With a resigned nod, he stood, and Lily mentally pleaded with her heart to stop its renewed, frantic pounding.

He cleared his throat, and she hoped he wouldn’t let on that they knew each other. She wasn’t proud of what his leaving had done to her. She didn’t need that ugly scar put on display today.

“My name is Leo. I’m thirty-two.” He paused, avoiding her gaze. “I have experience with horses.” Silence seemed to swallow the air around them for a few moments before he continued. “I live in Manhattan and I work in IT.”

After a beat where they were all clearly waiting for more, Bradley burst out laughing. “Riveting, dude. Don’t be shy.”

While the IT job didn’t surprise her, this manifestation of it did. This version of Leo seemed more remote and detached than sweetly shy. The Leo she knew had been a numbers geek but gently reverent about them the way a painter is about art. He’d tried his hardest to make her fall in love with math.
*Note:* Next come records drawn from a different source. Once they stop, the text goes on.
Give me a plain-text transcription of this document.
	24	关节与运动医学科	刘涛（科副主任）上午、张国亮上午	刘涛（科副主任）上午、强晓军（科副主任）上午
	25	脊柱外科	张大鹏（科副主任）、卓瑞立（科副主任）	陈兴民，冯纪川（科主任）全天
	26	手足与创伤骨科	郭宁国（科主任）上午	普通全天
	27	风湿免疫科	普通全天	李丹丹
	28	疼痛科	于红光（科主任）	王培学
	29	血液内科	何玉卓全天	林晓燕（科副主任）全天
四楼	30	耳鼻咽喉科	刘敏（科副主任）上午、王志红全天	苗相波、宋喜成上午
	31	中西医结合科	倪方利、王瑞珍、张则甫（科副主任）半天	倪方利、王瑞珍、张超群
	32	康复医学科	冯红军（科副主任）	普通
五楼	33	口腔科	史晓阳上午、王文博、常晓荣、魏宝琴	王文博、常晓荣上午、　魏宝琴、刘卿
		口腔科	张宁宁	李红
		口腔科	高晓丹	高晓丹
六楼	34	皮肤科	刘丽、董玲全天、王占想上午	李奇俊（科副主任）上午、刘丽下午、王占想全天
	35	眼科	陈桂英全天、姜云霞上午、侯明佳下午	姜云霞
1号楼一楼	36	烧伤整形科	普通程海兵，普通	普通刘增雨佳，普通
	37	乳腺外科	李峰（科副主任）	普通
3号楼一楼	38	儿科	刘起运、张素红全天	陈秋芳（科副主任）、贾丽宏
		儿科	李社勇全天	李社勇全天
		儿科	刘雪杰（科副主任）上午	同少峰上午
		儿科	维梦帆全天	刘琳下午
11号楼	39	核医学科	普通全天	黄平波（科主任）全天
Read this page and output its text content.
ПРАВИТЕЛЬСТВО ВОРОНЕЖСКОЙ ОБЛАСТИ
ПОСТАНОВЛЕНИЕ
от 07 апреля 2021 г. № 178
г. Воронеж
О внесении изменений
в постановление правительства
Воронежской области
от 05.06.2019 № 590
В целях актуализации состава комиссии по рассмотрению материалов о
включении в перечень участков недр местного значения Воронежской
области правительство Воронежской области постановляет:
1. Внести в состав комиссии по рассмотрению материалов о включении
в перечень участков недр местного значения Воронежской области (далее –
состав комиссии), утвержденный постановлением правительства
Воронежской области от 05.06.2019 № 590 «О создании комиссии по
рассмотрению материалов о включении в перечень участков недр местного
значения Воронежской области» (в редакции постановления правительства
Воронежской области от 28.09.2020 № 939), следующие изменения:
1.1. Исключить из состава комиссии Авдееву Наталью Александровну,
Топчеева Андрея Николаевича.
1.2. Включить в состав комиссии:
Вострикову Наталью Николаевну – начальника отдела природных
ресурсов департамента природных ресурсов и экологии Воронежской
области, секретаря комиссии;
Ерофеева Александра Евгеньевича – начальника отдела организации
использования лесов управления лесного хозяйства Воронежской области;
He had a favorite equation, for Christ’s sake—something about cutting up the surface of a sphere that Lily was sure she still wouldn’t understand even if he’d spent the last decade explaining it.

She searched for the tiny clues that he was real, that he was the same man she’d known in that other life—a former lover with skin and bone and muscle right in front of her. When he reached to adjust his hat, Lily could see calluses across the insides of his palms. Not the roughened skin of someone who worked with his hands for a living, but the kind one got from hours at a gym or the occasional home remodeling project. The ruddy color in his cheeks meant he didn’t spend all day in an office; he probably took a bike out every weekend or ran in the park. His watch was bulky and expensive, telling him not just the time but date, direction, altitude. Lily wondered how often he really needed to know any of that in his day-to-day life. He wasn’t wearing a ring, and the fact that she noticed this—as well as the rush of relief it brought—made her want to break something.